Arwen schürzte die Lippen und entgegnete: "Genau wie du auf die Idee kommen könntest, mich mit deinem Onkel zu verheiraten. Bin ich deine Freundin?"
"Mein Onkel ist besser als jeder andere. Du kennst ihn nicht, also kannst du es nicht wissen. Er ist vielleicht ein wenig älter, aber das macht nichts. Komm mit und triff ihn, und wenn du nicht wegen seines Aussehens ins Schwärmen gerätst, gebe ich mich geschlagen", forderte Gianna heraus.

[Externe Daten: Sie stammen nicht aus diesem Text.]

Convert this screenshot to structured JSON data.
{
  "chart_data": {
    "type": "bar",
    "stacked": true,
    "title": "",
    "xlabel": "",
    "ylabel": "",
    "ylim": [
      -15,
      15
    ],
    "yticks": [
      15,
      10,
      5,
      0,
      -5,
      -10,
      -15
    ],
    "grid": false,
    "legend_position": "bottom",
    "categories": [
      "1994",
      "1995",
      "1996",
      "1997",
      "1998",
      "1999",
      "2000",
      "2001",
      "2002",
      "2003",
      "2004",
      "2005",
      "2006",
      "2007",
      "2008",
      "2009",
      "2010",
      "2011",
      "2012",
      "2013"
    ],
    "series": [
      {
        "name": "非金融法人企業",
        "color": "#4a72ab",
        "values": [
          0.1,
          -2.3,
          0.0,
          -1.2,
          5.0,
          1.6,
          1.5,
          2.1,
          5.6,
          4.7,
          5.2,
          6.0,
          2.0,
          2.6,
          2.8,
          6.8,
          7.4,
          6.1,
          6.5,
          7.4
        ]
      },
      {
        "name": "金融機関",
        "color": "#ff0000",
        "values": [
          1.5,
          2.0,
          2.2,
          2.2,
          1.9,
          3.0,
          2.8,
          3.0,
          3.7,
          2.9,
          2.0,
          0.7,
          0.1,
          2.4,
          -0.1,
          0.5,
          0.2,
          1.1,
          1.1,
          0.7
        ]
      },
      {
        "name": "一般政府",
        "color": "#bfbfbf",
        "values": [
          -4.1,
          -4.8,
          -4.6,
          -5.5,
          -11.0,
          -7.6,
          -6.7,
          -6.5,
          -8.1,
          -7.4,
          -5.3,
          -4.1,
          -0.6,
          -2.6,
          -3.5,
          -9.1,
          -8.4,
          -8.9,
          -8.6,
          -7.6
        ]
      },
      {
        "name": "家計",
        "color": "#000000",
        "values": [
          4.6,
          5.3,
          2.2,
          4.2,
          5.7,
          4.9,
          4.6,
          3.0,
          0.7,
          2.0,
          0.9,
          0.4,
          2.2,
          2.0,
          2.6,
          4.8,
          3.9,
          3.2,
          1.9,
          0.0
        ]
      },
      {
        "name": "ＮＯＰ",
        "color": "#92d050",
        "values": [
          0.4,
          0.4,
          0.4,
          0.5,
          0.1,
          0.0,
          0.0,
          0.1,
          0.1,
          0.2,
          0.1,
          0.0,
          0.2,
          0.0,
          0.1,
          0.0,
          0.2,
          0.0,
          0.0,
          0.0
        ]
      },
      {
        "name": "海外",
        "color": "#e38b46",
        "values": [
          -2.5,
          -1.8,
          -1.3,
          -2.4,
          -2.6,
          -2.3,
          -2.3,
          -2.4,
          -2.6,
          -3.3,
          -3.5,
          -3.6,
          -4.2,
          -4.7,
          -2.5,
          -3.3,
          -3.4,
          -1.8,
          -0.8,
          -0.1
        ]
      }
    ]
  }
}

Aber Arwen hatte kein Interesse. "Nicht nötig. Schönheit und Aussehen sind sehr subjektiv. Ich möchte nicht darüber diskutieren. Du findest vielleicht das Aussehen deines Onkels anbetungswürdig, aber mich interessiert es nicht."
"Möchtest du die Herausforderung annehmen?" fragte Gianna plötzlich, woraufhin Arwen die Stirn runzelte. "Welche Herausforderung?"
"Komm mit mir und triff ihn. Wenn du danach immer noch nicht meiner Meinung bist, werde ich dich nie wieder damit belästigen", legte Gianna selbstbewusst die Herausforderung vor Arwen dar.